Scientific Peer Review Process
The job of your group is to consider the peer review process.
There have been several high-profile incidents of dramatic failures in the process. In the Sokal Affair, a physics professor submitted a paper to Social Text to investigate “a leading North American journal of cultural studies – whose editorial collective includes such luminaries as Fredric Jameson and Andrew Ross – [would] publish an article liberally salted with nonsense if (a) it sounded good and (b) it flattered the editors’ ideological preconceptions”. The paper was published, of course.
In response to this, several MIT scholars designed a tool, SCIGen, which generated gibberish papers, and had one published at WMSCI 2005, admittedly a weak conference. What was less publicized that in the decade following, over 120 papers generated by SCIGen appeared in credible conferences from IEEE and Springer.
These are not isolated incidents. In my experience, all but one of my papers were not read or understood by their reviewers (the exception being IEEE Transactions on Circuits and Systems II, where the reviewers not only read the paper, but re-did all of my derivations, caught error, and provided very thoughtful feedback on both the concept and the writing). I include a sample review below.
- If you’ve published articles, what has your experience with the peer review process been?
- What incentives does academia give reviewers to do a good job? What pressures are there on academics’ time? Will academics who spend a lot of time on reviews get academic jobs? Tenure?
- Consider three otherwise identical academics: (1) One does careful work, free of errors (2) One does sloppy work with many accidental errors (3) One occasionally fakes results. Who is more likely to be selected for academic jobs? For tenure?
- Does this process result in good science? If not, how would you improve on it? Consider the incentives of academics, university administrators, conference organizers, reviewers, and other participants in the system.
For participants unfamiliar with the review process, I attach a sample set of reviews from a paper about deployment of a MOOC recommender system submitted to an IEEE conference.
----------------------- REVIEW 1 --------------------- PAPER: 184 TITLE: Point-of-need-help at Scale: Recommender Systems OVERALL EVALUATION: 1 (weak accept) Relevance: 5 (excellent) Originality: 4 (good) Research significance: 2 (poor) Technical Quality: 2 (poor) Research context/knowledge of the field: 4 (good) Form - Organization and readability: 4 (good) Form - Grammar and style: 4 (good) Best Paper Nomination: 1 (Definitely not) ----------- REVIEW ----------- The paper aims to promote the use of student crowsourcing to obtain quality recomendations. Authors claim that students who arrived at an incorrect answer and later a correct answer could submit a remediation which would be seen by future students who made the same mistake.
Comment: This sentence is confusing our system with one from the prior work section. The rest of the review continues to confuses the two for the rest of the review
however, the authors speak nothing about how are testing the student remediation to be sure that they are correct. This is a crucial point but it is not treated in the paper. It would be very interesting to see a grafic with percentage of correct remediation and incorrect remediation.
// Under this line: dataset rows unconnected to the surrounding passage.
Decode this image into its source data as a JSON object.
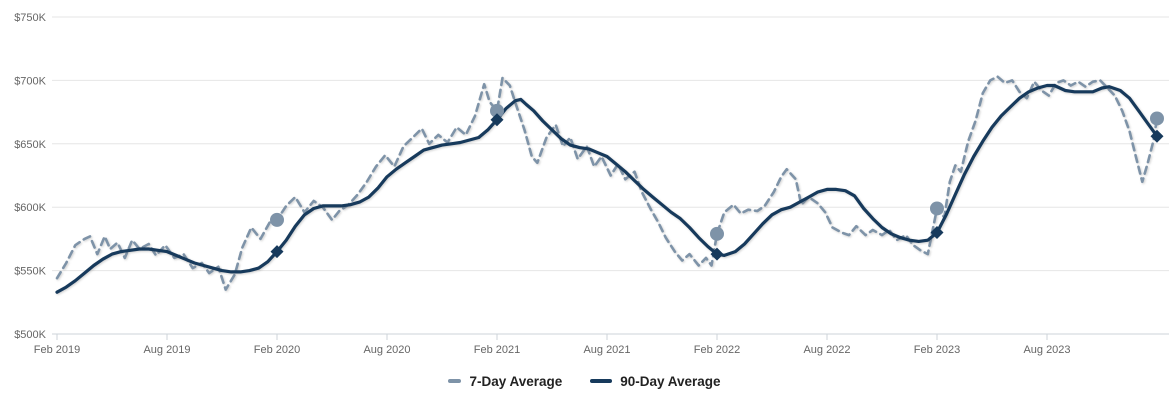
{
  "chart_data": {
    "type": "line",
    "title": "",
    "x_axis": {
      "tick_labels": [
        "Feb 2019",
        "Aug 2019",
        "Feb 2020",
        "Aug 2020",
        "Feb 2021",
        "Aug 2021",
        "Feb 2022",
        "Aug 2022",
        "Feb 2023",
        "Aug 2023"
      ],
      "months_span": [
        0,
        60.4
      ],
      "note_month_zero": "Feb 2019"
    },
    "y_axis": {
      "tick_labels": [
        "$500K",
        "$550K",
        "$600K",
        "$650K",
        "$700K",
        "$750K"
      ],
      "tick_values": [
        500,
        550,
        600,
        650,
        700,
        750
      ],
      "range": [
        500,
        750
      ],
      "unit": "$K"
    },
    "grid": "horizontal-only",
    "legend_position": "bottom-center",
    "series": [
      {
        "name": "7-Day Average",
        "style": "dashed",
        "color": "#7e93a8",
        "marker": "circle",
        "points": [
          [
            0,
            544
          ],
          [
            0.5,
            556
          ],
          [
            1,
            570
          ],
          [
            1.5,
            575
          ],
          [
            1.8,
            577
          ],
          [
            2.2,
            563
          ],
          [
            2.6,
            577
          ],
          [
            2.9,
            567
          ],
          [
            3.3,
            572
          ],
          [
            3.7,
            560
          ],
          [
            4.1,
            574
          ],
          [
            4.5,
            567
          ],
          [
            5,
            571
          ],
          [
            5.4,
            562
          ],
          [
            5.9,
            570
          ],
          [
            6.4,
            560
          ],
          [
            6.9,
            563
          ],
          [
            7.4,
            552
          ],
          [
            7.9,
            556
          ],
          [
            8.3,
            548
          ],
          [
            8.8,
            553
          ],
          [
            9.2,
            535
          ],
          [
            9.7,
            547
          ],
          [
            10.1,
            568
          ],
          [
            10.6,
            584
          ],
          [
            11.1,
            575
          ],
          [
            11.6,
            588
          ],
          [
            12,
            590
          ],
          [
            12.5,
            601
          ],
          [
            13,
            608
          ],
          [
            13.5,
            596
          ],
          [
            14,
            605
          ],
          [
            14.5,
            600
          ],
          [
            15,
            590
          ],
          [
            15.4,
            597
          ],
          [
            15.9,
            602
          ],
          [
            16.4,
            610
          ],
          [
            16.9,
            620
          ],
          [
            17.4,
            632
          ],
          [
            17.9,
            641
          ],
          [
            18.4,
            632
          ],
          [
            18.9,
            648
          ],
          [
            19.4,
            655
          ],
          [
            19.9,
            662
          ],
          [
            20.3,
            650
          ],
          [
            20.8,
            657
          ],
          [
            21.3,
            651
          ],
          [
            21.8,
            663
          ],
          [
            22.3,
            657
          ],
          [
            22.8,
            672
          ],
          [
            23.3,
            697
          ],
          [
            23.6,
            683
          ],
          [
            24,
            676
          ],
          [
            24.3,
            702
          ],
          [
            24.7,
            696
          ],
          [
            25.1,
            678
          ],
          [
            25.5,
            661
          ],
          [
            25.9,
            640
          ],
          [
            26.2,
            635
          ],
          [
            26.7,
            655
          ],
          [
            27.2,
            665
          ],
          [
            27.6,
            648
          ],
          [
            28,
            655
          ],
          [
            28.4,
            638
          ],
          [
            28.9,
            648
          ],
          [
            29.3,
            632
          ],
          [
            29.7,
            640
          ],
          [
            30.2,
            625
          ],
          [
            30.6,
            634
          ],
          [
            31,
            622
          ],
          [
            31.5,
            628
          ],
          [
            31.9,
            612
          ],
          [
            32.4,
            598
          ],
          [
            32.8,
            588
          ],
          [
            33.2,
            576
          ],
          [
            33.7,
            565
          ],
          [
            34.1,
            558
          ],
          [
            34.5,
            563
          ],
          [
            35,
            554
          ],
          [
            35.4,
            560
          ],
          [
            35.7,
            554
          ],
          [
            36,
            579
          ],
          [
            36.4,
            596
          ],
          [
            36.9,
            602
          ],
          [
            37.3,
            595
          ],
          [
            37.7,
            598
          ],
          [
            38.2,
            597
          ],
          [
            38.6,
            601
          ],
          [
            39.1,
            612
          ],
          [
            39.5,
            624
          ],
          [
            39.8,
            630
          ],
          [
            40.3,
            622
          ],
          [
            40.6,
            602
          ],
          [
            41,
            608
          ],
          [
            41.5,
            603
          ],
          [
            41.9,
            596
          ],
          [
            42.3,
            584
          ],
          [
            42.8,
            580
          ],
          [
            43.2,
            578
          ],
          [
            43.6,
            585
          ],
          [
            44.1,
            578
          ],
          [
            44.5,
            582
          ],
          [
            45,
            578
          ],
          [
            45.4,
            582
          ],
          [
            45.8,
            574
          ],
          [
            46.3,
            578
          ],
          [
            46.7,
            570
          ],
          [
            47.1,
            566
          ],
          [
            47.5,
            563
          ],
          [
            48,
            599
          ],
          [
            48.4,
            592
          ],
          [
            48.7,
            620
          ],
          [
            49,
            633
          ],
          [
            49.3,
            628
          ],
          [
            49.7,
            652
          ],
          [
            50.1,
            668
          ],
          [
            50.5,
            690
          ],
          [
            50.9,
            700
          ],
          [
            51.3,
            703
          ],
          [
            51.7,
            698
          ],
          [
            52.1,
            700
          ],
          [
            52.5,
            691
          ],
          [
            52.9,
            686
          ],
          [
            53.3,
            699
          ],
          [
            53.7,
            692
          ],
          [
            54.1,
            688
          ],
          [
            54.5,
            698
          ],
          [
            54.9,
            700
          ],
          [
            55.3,
            696
          ],
          [
            55.7,
            699
          ],
          [
            56.1,
            695
          ],
          [
            56.5,
            699
          ],
          [
            56.9,
            700
          ],
          [
            57.3,
            694
          ],
          [
            57.7,
            688
          ],
          [
            58.1,
            676
          ],
          [
            58.5,
            660
          ],
          [
            58.9,
            637
          ],
          [
            59.2,
            620
          ],
          [
            59.5,
            635
          ],
          [
            59.8,
            652
          ],
          [
            60,
            670
          ]
        ],
        "markers": [
          [
            12,
            590
          ],
          [
            24,
            676
          ],
          [
            36,
            579
          ],
          [
            48,
            599
          ],
          [
            60,
            670
          ]
        ]
      },
      {
        "name": "90-Day Average",
        "style": "solid",
        "color": "#173a5c",
        "marker": "diamond",
        "points": [
          [
            0,
            533
          ],
          [
            0.5,
            537
          ],
          [
            1,
            542
          ],
          [
            1.5,
            548
          ],
          [
            2,
            554
          ],
          [
            2.5,
            559
          ],
          [
            3,
            563
          ],
          [
            3.5,
            565
          ],
          [
            4,
            566
          ],
          [
            4.5,
            567
          ],
          [
            5,
            567
          ],
          [
            5.5,
            566
          ],
          [
            6,
            565
          ],
          [
            6.5,
            562
          ],
          [
            7,
            559
          ],
          [
            7.5,
            556
          ],
          [
            8,
            554
          ],
          [
            8.5,
            552
          ],
          [
            9,
            550
          ],
          [
            9.5,
            549
          ],
          [
            10,
            549
          ],
          [
            10.5,
            550
          ],
          [
            11,
            552
          ],
          [
            11.5,
            557
          ],
          [
            12,
            565
          ],
          [
            12.5,
            574
          ],
          [
            13,
            585
          ],
          [
            13.5,
            594
          ],
          [
            14,
            599
          ],
          [
            14.5,
            601
          ],
          [
            15,
            601
          ],
          [
            15.5,
            601
          ],
          [
            16,
            602
          ],
          [
            16.5,
            604
          ],
          [
            17,
            608
          ],
          [
            17.5,
            615
          ],
          [
            18,
            624
          ],
          [
            18.5,
            630
          ],
          [
            19,
            635
          ],
          [
            19.5,
            640
          ],
          [
            20,
            645
          ],
          [
            20.5,
            647
          ],
          [
            21,
            649
          ],
          [
            21.5,
            650
          ],
          [
            22,
            651
          ],
          [
            22.5,
            653
          ],
          [
            23,
            655
          ],
          [
            23.5,
            661
          ],
          [
            24,
            669
          ],
          [
            24.5,
            678
          ],
          [
            25,
            684
          ],
          [
            25.3,
            685
          ],
          [
            25.6,
            681
          ],
          [
            26,
            676
          ],
          [
            26.5,
            668
          ],
          [
            27,
            661
          ],
          [
            27.5,
            654
          ],
          [
            28,
            649
          ],
          [
            28.5,
            647
          ],
          [
            29,
            646
          ],
          [
            29.5,
            643
          ],
          [
            30,
            640
          ],
          [
            30.5,
            634
          ],
          [
            31,
            628
          ],
          [
            31.5,
            621
          ],
          [
            32,
            614
          ],
          [
            32.5,
            608
          ],
          [
            33,
            602
          ],
          [
            33.5,
            596
          ],
          [
            34,
            591
          ],
          [
            34.5,
            584
          ],
          [
            35,
            576
          ],
          [
            35.5,
            569
          ],
          [
            36,
            563
          ],
          [
            36.4,
            562
          ],
          [
            37,
            565
          ],
          [
            37.5,
            571
          ],
          [
            38,
            579
          ],
          [
            38.5,
            587
          ],
          [
            39,
            594
          ],
          [
            39.5,
            598
          ],
          [
            40,
            600
          ],
          [
            40.5,
            604
          ],
          [
            41,
            608
          ],
          [
            41.5,
            612
          ],
          [
            42,
            614
          ],
          [
            42.5,
            614
          ],
          [
            43,
            613
          ],
          [
            43.5,
            609
          ],
          [
            44,
            599
          ],
          [
            44.5,
            591
          ],
          [
            45,
            584
          ],
          [
            45.5,
            579
          ],
          [
            46,
            576
          ],
          [
            46.5,
            574
          ],
          [
            47,
            573
          ],
          [
            47.5,
            574
          ],
          [
            48,
            580
          ],
          [
            48.5,
            594
          ],
          [
            49,
            610
          ],
          [
            49.5,
            626
          ],
          [
            50,
            640
          ],
          [
            50.5,
            652
          ],
          [
            51,
            663
          ],
          [
            51.5,
            672
          ],
          [
            52,
            679
          ],
          [
            52.5,
            686
          ],
          [
            53,
            691
          ],
          [
            53.5,
            694
          ],
          [
            54,
            696
          ],
          [
            54.4,
            696
          ],
          [
            55,
            692
          ],
          [
            55.5,
            691
          ],
          [
            56,
            691
          ],
          [
            56.5,
            691
          ],
          [
            57,
            694
          ],
          [
            57.4,
            695
          ],
          [
            58,
            692
          ],
          [
            58.5,
            686
          ],
          [
            59,
            676
          ],
          [
            59.5,
            666
          ],
          [
            60,
            656
          ]
        ],
        "markers": [
          [
            12,
            565
          ],
          [
            24,
            669
          ],
          [
            36,
            563
          ],
          [
            48,
            580
          ],
          [
            60,
            656
          ]
        ]
      }
    ]
  },
  "colors": {
    "grid_line": "#e6e6e6",
    "axis_line": "#ccd3d9",
    "tick_label": "#666666",
    "legend_text": "#222222"
  }
}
Explanation of Figure 3 is not understood. Which are the correlations shown in Figure 3? It is missing the explanation about the recomendation algorithm used. The page contained the source code, https://github.com/ANONYMIZED/ANONYMIZED is not operative.
Comment: We replaced identifying information throughout the paper with ‘ANONYMIZED.’
----------------------- REVIEW 2 --------------------- PAPER: 184 TITLE: Point-of-need-help at Scale: Recommender Systems OVERALL EVALUATION: -2 (reject) Relevance: 5 (excellent) Originality: 3 (fair) Research significance: 2 (poor) Technical Quality: 2 (poor) Research context/knowledge of the field: 3 (fair) Form - Organization and readability: 3 (fair) Form - Grammar and style: 4 (good) Best Paper Nomination: 1 (Definitely not) ----------- REVIEW ----------- The paper describes a system for resource suggestion by participants on online courses. The authors do not describe in depth the theoretical foundations of their work, and the analysis of the results is very preliminary and somewhat ad-hoc. The presented qualitative results are limited to a very restricted scale, given that the number of participants was small
Comment: The paper was the first use of a recommender system in a MOOC. It was the largest deployment of such a recommender system to-date, with thousands of students; prior work in RECSYS used classrooms, typically with dozens of students. The reviewers somehow missed both that this was in a MOOC, the number of students given in the submitted paper, and in all of the plots. The rest of the review continues to presume we did this in one residential classroom.
and the observations were limited to one course. Thus, the main point of the paper, the applicability of the proposed recommender in large-scale environments, is not proved by the presented experiments. Furthermore, the presented results did not show any significant effect of the system in student performance. The paper is well-written and the goal and methodology of the presented research is clear (disregarding the aforementioned limitations). Overall, the discussed work needs a complete, more detailed and in larger scale redesign of the experiments in order to assess the main hypothesis posed by the authors.